By Jeremy Nighohossian of CEI. Excerpt:
"Essentially, by committing to participate in TrumpRx, Pfizer and AstraZeneca have given in on pricing. In return, the president has committed to limit the tariffs imposed on their products and refrain from using the executive branch to go after their companies.
Judging only by immediate consequences, it seems like a win-win. The companies keep developing and selling drugs, even making some of them in the US, and start offering them at lower prices, and President Trump gets to celebrate a victory for Americans. What this happy outcome hides, though, are the incentives it creates for the future and the additional powers that corporations have just recognized.
Perhaps Trump will stop after this win. Given his history, that could go either way. The more concerning problem is what his successor will do with the knowledge that threatening companies works. Will the next president want to out-Trump Trump and actually extort companies for even further reduced drug prices, unilaterally shifting the industry to be lower profit and less innovative? Perhaps a future Democratic president will threaten to break up the drug companies unless they provide drugs to Medicare and Medicaid and the new public option at a loss.

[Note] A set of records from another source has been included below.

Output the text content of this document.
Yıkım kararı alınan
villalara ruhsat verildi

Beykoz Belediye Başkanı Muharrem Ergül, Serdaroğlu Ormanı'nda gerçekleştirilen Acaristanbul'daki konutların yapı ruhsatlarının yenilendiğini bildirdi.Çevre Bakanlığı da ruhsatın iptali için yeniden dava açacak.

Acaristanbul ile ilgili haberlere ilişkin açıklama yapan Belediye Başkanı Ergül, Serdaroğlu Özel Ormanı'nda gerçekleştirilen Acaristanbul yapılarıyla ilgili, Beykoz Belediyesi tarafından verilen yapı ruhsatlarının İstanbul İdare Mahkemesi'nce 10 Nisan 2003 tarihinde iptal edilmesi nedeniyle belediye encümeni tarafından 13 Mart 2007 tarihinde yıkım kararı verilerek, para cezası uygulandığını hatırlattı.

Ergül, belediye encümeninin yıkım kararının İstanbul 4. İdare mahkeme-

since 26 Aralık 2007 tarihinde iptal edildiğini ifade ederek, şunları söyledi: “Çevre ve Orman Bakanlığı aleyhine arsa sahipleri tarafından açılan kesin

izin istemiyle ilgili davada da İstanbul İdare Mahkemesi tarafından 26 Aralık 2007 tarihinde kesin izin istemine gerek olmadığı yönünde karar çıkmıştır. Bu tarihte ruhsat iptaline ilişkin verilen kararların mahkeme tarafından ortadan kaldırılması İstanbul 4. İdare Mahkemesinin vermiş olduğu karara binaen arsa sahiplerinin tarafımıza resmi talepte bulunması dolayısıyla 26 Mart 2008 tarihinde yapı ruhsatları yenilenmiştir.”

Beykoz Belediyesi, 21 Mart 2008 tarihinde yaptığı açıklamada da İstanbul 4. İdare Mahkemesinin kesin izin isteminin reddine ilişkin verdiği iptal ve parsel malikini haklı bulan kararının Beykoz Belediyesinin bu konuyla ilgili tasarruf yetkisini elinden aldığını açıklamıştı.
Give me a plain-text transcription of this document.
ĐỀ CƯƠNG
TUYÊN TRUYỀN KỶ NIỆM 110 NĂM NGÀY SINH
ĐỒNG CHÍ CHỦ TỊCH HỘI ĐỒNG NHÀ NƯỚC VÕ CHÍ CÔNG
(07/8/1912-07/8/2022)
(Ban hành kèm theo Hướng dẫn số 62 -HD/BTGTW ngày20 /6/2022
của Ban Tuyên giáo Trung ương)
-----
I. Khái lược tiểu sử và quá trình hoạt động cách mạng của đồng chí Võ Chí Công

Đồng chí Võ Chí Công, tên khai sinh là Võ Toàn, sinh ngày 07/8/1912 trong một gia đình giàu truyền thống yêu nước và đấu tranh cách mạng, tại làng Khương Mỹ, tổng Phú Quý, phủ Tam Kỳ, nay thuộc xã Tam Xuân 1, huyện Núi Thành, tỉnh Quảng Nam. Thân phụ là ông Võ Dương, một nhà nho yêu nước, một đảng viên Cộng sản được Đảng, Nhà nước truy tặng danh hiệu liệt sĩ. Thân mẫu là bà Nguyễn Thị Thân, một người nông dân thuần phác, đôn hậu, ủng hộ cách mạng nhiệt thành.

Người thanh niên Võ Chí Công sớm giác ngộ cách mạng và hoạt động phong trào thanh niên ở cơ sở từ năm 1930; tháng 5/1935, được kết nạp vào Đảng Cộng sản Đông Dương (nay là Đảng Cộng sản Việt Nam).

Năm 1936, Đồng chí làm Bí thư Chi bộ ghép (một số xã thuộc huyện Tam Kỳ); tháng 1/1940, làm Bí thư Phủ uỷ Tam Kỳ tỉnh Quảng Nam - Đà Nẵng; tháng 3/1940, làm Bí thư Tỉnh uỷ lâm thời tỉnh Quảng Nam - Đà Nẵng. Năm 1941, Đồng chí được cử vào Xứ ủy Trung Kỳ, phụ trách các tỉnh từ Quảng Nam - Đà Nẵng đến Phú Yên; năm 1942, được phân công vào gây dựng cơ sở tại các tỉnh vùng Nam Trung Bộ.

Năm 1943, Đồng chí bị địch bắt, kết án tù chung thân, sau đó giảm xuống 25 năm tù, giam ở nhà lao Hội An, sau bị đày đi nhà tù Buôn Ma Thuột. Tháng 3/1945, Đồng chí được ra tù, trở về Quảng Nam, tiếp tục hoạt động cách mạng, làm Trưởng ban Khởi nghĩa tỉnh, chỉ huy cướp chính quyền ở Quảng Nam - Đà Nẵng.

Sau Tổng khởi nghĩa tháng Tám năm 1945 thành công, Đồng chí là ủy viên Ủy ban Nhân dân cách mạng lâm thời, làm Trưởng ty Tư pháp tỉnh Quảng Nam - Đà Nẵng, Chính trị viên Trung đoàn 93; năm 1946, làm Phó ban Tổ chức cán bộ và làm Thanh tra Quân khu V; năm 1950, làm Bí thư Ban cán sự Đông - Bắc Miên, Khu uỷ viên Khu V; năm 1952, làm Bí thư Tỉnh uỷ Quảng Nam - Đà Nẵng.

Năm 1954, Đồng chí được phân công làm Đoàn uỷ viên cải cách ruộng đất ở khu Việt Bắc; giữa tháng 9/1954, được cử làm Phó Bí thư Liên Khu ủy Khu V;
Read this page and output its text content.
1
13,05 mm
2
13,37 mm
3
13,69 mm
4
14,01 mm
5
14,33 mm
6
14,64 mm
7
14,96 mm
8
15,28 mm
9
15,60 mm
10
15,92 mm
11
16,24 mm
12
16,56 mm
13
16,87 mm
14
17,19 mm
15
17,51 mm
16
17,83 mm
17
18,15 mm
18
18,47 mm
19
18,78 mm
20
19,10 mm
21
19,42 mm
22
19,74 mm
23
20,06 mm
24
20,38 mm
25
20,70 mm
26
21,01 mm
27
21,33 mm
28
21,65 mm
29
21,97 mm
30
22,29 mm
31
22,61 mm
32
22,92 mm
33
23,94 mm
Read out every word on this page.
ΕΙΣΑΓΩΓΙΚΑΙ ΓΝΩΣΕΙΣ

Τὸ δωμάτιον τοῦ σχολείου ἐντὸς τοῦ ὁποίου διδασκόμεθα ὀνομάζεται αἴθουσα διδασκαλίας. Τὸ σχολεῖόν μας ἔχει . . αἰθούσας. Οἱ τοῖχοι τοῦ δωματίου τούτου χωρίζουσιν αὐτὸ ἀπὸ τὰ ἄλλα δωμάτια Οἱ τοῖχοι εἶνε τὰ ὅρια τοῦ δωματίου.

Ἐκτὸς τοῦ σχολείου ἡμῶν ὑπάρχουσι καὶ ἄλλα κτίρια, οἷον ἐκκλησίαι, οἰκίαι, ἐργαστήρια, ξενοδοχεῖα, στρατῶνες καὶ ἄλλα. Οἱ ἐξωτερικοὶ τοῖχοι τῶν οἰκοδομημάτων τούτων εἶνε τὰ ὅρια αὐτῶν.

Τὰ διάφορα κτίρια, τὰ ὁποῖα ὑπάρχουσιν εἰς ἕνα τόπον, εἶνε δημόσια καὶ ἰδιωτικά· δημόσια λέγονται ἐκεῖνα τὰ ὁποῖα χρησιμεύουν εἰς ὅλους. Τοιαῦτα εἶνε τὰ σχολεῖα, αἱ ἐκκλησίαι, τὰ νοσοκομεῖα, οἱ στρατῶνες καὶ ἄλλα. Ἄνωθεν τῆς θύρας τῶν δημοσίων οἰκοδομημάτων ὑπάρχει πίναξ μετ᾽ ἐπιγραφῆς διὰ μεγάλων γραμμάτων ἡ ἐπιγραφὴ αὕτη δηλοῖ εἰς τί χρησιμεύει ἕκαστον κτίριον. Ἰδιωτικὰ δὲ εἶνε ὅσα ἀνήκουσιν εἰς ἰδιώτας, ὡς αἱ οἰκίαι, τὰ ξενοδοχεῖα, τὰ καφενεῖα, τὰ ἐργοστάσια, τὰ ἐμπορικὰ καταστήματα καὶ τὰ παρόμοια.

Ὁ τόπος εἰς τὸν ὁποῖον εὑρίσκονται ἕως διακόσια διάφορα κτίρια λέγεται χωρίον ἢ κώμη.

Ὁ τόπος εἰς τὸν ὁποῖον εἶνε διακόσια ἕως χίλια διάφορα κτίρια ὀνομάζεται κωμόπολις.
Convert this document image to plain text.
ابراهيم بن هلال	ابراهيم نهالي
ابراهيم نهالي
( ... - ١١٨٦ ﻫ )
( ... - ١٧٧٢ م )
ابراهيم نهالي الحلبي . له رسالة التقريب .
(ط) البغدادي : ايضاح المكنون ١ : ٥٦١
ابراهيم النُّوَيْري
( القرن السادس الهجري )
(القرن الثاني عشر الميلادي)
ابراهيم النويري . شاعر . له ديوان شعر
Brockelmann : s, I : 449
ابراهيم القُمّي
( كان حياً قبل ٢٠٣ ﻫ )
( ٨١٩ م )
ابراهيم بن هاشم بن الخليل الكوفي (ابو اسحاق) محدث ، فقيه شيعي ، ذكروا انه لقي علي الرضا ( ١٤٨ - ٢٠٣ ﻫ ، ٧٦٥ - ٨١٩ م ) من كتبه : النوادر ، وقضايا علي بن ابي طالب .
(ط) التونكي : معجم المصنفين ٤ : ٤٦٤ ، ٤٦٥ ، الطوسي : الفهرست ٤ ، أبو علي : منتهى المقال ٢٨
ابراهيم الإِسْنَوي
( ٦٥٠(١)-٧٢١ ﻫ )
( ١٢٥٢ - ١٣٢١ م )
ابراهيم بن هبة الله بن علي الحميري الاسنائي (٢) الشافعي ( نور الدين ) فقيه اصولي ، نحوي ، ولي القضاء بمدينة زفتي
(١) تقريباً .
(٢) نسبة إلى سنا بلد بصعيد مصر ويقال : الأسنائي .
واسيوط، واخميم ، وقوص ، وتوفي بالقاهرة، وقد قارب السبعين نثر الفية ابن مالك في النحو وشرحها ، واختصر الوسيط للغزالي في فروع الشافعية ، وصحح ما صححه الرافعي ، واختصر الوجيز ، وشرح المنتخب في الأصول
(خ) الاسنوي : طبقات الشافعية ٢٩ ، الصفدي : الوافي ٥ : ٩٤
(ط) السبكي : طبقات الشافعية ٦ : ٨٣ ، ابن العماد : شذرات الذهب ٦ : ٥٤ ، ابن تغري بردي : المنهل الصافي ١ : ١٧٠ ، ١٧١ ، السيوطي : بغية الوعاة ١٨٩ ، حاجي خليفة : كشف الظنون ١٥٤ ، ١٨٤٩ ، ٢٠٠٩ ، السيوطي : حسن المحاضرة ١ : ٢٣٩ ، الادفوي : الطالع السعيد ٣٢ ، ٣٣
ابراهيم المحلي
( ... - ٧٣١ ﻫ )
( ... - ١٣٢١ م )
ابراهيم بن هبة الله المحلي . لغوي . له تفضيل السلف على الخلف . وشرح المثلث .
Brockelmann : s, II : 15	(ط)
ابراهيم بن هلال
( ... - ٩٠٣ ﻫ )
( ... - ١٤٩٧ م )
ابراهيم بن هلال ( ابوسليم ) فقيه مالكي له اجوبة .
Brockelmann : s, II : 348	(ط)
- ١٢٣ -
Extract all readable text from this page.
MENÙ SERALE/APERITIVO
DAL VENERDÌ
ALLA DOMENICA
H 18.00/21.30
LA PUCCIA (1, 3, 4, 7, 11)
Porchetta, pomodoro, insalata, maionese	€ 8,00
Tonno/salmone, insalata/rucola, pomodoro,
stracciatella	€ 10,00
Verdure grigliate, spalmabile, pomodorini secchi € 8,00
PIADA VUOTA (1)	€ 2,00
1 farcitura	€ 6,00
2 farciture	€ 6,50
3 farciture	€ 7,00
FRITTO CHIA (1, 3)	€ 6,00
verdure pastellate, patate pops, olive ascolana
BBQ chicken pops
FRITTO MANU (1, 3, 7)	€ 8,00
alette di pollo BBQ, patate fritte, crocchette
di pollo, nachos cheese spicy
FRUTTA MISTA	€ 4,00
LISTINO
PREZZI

If TrumpRx is a big success and more people buy their drugs through it, it will give the government even more leverage to compel drug companies to meet their policy demands. Drug research and manufacturing will need to be ESG-complaint, carbon-neutral, and DEI-adherent. Pills will need to be dyed to be more diverse and representative of America. And the pharmacies we know and who know us and our needs will be replaced by government bureaucracy.
Americans might be happy that Trump has jawboned his way to one positive outcome—a lower price, offered voluntarily with only minor downsides; and companies and their shareholders may be glad they dodged a bigger bullet. However, giving in to government threats for short-term relief paves the way for bigger demands and more pain in the long run."